Dampak hiatus menurunnya Page Rank mungkin tidak bisa dibuktikan secara langsung. Tetapi jika hiatus terjadi dalam waktu yang sangat lama dan kualitas blog hanya biasa-biasa saja, tentu saja dapat berpengaruh pada Page Rank.

Itulah 4 dampak hiatus yang bisa terjadi jika hiatus dalam waktu yang relatif lama. Menurut anda, adakah dampak hiatus yang lain lagi?

Baca Juga:

Wirautama

Wira, seorang dosen komputer di STP Nusa Dua, Bali. Lahir dan hingga kini tinggal di Kerobokan, sebuah tempat yang tak jauh dari kampung turis mancanegara, Kuta-Bali. Ngeblog sebagai hobi dan sekedar pelepas penat.

45 thoughts on “4 Dampak Hiatus Bagi Blog

    1. @Winarto, Wah… tumben Om Win ga nyepam, ada apa nih… :D

      Btw, Bli Wira, kalau keempat hal itu bukan jadi poin utama, ya buat apa dipermasalahkan. Saya malah buat blog baru yang bisa jalankan secara mobile :D
      .-= Cahya´s last blog ..Another Night’s Faces =-.

  1. dampak hiatus si paling terasa itu kepada diri sendiri daripada sekedar statistik.

    Diri jadi malas, dan kalau sudah terlanjur hiatus terlalu lama, pengen posting lagi terasa sungkan.

    Sungkan membuat alasan,
    sungkan kalau topiknya ternyata basi,
    sungkan dan khawatir kalo sudah gak ada yang baca,
    sungkan dan khawatir kalo semua teman2 sudah pergi,
    sungkan dan malas untuk mulai menulis lagi…..
    Sungkan untuk kembali kepada komitmen karena nggak merasa siap untuk kembali rutin update setelah kembali dari hiatus…

    Besok ah… besok aja…. ah malas… ah tau deh, liat aja ntar. :D

    hihihi
    .-= Dewa Bantal´s last blog ..Yang Bodoh Di Antara Kaya Dan Miskin =-.

  2. Analisanya sudah tepat Bli. Terkecuali blognya memang sudah punya banyak artikel yang tergolong konten pilar (kayak blognya Kang Rohman atau OOM). Atau blogotainment Kang Yudiono yang tetap stabil trafiknya, walau lama gak diupdate.

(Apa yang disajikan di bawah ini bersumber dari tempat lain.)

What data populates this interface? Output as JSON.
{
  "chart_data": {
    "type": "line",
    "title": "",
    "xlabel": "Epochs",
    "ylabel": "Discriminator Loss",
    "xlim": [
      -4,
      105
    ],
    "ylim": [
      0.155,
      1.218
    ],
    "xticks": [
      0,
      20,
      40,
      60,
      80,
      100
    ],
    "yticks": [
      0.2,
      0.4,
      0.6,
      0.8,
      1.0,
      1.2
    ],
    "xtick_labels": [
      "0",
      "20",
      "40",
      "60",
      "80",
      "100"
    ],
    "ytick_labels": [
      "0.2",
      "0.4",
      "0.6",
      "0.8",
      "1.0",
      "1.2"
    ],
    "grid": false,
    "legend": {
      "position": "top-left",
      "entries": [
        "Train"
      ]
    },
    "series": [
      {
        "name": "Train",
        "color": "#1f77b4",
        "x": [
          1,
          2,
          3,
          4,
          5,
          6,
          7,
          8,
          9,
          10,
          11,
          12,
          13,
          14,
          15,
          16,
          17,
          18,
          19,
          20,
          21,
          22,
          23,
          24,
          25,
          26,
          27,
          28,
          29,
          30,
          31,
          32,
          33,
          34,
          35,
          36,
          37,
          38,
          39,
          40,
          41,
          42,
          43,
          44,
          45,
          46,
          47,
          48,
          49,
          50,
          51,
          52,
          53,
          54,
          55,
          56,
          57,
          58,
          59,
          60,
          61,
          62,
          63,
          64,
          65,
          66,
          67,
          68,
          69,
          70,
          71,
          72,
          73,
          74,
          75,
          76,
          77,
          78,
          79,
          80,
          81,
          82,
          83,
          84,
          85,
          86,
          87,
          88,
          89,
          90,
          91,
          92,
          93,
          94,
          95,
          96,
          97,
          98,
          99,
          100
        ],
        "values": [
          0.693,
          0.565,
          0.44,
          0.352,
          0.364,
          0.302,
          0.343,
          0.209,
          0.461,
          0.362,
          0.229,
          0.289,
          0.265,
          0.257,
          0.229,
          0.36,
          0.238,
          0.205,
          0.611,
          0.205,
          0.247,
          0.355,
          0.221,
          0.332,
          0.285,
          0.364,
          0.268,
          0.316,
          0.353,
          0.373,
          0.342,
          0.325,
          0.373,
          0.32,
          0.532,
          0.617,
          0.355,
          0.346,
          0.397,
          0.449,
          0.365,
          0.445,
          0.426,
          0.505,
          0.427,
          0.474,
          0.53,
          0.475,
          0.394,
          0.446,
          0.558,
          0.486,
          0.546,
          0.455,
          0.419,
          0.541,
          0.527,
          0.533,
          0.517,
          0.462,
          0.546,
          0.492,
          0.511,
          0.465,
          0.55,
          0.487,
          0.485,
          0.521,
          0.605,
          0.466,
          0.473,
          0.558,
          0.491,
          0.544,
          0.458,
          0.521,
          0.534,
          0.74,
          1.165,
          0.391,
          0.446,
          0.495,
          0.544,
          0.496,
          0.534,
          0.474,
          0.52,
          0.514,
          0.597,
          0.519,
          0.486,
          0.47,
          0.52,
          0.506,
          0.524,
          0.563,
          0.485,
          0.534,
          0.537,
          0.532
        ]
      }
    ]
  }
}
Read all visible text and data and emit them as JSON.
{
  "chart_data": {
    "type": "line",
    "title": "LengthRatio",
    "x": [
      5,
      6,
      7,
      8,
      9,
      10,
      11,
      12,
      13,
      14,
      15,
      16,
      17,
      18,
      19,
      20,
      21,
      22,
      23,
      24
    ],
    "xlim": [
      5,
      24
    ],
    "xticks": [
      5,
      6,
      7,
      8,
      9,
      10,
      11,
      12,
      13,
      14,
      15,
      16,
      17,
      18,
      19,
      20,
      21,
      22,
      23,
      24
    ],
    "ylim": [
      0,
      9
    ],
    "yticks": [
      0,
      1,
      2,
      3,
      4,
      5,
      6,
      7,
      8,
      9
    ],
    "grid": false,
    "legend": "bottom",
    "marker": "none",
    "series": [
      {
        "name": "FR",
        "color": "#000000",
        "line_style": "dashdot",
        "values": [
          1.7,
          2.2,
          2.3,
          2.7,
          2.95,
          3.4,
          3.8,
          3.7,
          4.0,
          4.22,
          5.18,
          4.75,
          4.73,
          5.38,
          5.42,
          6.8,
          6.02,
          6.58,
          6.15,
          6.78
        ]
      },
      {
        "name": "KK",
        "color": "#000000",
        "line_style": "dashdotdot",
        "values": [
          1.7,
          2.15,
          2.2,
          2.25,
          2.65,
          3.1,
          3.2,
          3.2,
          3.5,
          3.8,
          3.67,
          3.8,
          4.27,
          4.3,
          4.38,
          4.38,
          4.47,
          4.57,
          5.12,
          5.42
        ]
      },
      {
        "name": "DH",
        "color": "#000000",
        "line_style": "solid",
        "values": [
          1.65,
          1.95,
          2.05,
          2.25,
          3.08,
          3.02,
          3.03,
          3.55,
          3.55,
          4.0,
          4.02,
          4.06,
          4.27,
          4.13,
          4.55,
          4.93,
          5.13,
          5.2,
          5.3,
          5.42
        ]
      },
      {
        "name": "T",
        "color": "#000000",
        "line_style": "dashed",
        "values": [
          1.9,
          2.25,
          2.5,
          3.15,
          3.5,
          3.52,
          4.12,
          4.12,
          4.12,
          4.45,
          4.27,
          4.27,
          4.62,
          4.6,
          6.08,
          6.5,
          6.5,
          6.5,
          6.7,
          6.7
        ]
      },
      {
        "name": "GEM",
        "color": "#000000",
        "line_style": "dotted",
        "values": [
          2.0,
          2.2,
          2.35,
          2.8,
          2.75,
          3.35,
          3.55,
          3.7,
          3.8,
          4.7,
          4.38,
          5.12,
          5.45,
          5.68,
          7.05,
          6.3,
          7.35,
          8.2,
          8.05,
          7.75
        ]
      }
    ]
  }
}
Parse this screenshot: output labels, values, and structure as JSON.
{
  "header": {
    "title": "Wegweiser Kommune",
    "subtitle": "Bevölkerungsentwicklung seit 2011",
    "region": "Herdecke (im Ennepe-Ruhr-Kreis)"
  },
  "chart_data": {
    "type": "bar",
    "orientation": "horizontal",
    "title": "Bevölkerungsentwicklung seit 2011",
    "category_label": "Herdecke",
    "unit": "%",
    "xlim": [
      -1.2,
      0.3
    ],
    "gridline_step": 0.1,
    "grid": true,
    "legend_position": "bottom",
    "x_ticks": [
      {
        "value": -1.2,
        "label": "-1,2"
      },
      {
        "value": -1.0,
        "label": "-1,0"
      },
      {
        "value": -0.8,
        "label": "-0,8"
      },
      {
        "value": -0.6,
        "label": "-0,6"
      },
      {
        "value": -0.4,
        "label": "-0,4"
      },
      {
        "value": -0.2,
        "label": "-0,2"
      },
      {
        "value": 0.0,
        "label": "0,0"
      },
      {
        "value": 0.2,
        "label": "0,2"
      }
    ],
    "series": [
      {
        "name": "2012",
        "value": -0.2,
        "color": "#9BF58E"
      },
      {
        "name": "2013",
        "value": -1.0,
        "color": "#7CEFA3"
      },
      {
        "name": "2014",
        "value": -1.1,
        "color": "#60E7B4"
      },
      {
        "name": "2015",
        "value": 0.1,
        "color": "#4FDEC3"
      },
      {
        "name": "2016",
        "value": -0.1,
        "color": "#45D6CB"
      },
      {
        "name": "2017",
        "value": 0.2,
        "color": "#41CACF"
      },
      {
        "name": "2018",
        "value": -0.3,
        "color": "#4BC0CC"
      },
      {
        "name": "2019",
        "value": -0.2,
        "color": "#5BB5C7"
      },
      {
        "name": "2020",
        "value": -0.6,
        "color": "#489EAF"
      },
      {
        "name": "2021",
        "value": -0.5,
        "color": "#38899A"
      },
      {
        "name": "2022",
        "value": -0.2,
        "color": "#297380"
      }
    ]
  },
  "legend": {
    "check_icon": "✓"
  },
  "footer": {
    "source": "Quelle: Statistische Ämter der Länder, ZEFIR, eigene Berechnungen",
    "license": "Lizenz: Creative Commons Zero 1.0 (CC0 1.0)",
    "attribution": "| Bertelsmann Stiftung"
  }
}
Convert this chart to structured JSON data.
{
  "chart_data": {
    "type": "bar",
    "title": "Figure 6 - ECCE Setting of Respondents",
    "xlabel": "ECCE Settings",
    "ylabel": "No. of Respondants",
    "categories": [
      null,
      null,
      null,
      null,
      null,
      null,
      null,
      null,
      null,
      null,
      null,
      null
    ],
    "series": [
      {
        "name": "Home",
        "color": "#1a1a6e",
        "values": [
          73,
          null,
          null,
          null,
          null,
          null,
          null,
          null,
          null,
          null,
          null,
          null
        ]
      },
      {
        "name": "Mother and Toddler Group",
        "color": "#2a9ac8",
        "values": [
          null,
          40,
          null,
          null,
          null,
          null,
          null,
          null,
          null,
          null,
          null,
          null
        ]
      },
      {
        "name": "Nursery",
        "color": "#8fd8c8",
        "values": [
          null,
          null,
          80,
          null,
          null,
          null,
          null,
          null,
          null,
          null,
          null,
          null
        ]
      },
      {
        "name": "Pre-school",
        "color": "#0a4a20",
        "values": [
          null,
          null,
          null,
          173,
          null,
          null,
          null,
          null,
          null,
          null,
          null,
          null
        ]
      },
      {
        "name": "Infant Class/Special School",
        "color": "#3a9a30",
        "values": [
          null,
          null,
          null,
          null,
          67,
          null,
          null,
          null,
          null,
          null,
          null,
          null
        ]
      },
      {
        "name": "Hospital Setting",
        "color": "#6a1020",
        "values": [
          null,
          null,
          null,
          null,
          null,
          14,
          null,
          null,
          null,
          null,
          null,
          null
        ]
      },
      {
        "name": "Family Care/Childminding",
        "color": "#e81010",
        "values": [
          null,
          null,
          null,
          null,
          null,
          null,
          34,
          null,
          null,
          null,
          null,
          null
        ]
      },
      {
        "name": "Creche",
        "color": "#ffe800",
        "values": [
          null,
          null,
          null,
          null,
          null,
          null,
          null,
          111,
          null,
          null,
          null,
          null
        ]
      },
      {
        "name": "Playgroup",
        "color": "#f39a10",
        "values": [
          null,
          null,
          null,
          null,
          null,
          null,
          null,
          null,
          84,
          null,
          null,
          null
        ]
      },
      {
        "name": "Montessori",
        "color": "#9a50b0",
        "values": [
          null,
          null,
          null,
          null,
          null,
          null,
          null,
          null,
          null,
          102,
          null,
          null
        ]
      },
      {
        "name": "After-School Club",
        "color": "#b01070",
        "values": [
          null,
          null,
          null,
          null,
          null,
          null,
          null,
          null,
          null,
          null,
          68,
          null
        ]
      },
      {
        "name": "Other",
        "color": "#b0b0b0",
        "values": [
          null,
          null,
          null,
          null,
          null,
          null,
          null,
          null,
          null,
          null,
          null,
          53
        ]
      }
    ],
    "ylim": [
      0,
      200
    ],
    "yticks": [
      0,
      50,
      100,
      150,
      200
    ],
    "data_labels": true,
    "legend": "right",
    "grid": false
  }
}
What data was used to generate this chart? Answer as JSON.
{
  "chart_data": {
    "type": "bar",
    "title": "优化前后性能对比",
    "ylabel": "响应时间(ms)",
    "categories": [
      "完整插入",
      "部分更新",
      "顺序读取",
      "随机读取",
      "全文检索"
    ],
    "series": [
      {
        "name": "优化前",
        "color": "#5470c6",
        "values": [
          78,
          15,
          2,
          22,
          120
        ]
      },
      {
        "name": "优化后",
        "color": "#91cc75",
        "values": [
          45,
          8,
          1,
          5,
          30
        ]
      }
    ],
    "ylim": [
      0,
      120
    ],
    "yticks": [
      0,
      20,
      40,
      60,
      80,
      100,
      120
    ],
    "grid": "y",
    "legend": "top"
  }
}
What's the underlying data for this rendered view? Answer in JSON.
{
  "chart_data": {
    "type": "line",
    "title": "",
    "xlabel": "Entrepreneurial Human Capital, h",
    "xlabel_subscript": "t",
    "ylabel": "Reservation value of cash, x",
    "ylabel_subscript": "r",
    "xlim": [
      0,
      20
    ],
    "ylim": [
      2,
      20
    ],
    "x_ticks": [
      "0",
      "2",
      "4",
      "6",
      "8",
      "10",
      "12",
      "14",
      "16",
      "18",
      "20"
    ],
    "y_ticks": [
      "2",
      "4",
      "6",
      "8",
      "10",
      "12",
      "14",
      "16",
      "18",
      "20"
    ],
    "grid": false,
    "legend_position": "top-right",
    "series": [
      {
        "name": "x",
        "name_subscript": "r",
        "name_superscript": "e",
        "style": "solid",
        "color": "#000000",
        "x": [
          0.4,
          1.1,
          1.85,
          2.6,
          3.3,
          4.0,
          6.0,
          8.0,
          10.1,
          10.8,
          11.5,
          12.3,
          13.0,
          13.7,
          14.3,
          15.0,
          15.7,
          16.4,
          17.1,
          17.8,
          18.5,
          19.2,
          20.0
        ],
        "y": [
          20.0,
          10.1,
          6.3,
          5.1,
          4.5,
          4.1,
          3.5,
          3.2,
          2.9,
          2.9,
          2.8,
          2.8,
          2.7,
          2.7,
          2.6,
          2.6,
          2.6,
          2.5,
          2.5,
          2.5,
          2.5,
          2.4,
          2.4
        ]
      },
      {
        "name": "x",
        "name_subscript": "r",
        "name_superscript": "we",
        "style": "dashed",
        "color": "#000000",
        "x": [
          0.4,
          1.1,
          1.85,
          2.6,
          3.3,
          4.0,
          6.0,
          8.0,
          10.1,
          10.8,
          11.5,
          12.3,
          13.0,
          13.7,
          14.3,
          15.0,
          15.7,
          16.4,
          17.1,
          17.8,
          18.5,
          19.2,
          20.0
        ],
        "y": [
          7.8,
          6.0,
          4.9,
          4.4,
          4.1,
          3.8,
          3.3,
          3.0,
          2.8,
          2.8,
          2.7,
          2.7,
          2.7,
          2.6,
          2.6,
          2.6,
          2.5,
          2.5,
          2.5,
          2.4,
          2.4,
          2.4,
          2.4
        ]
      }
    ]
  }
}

    Oya, blogspot saya alexanya makin gemuk setelah sebulan tidak saya update. Tapi anehnya, trafik harian malah gak ngaruh tuh (tetep stabil di angka 200-an). Pagerank juga malah naik jadi 3 (sebelumnya 2).
    .-= iskandaria´s last blog ..Trik Menghemat Waktu Saat Menyisipkan Link pada Posting WordPress =-.

    1. @iskandaria,
      itulah, untuk trafik akan turun kalau selama ini hanya mengandalkan dari kunjungan balasan dari blogger lain, tapi kalau sudah banyak konten pilar sih mungkin tidak ada pengaruhnya

  3. blm tentu bli…

    saya punya blog yang cuma 150 postingan, sudah hampir 5 bulan tidak update. Tapi trafik aman2 saja. Asalkan postingan kita adalah postinan abadi yang banyak dicari dari waktu kewaktu..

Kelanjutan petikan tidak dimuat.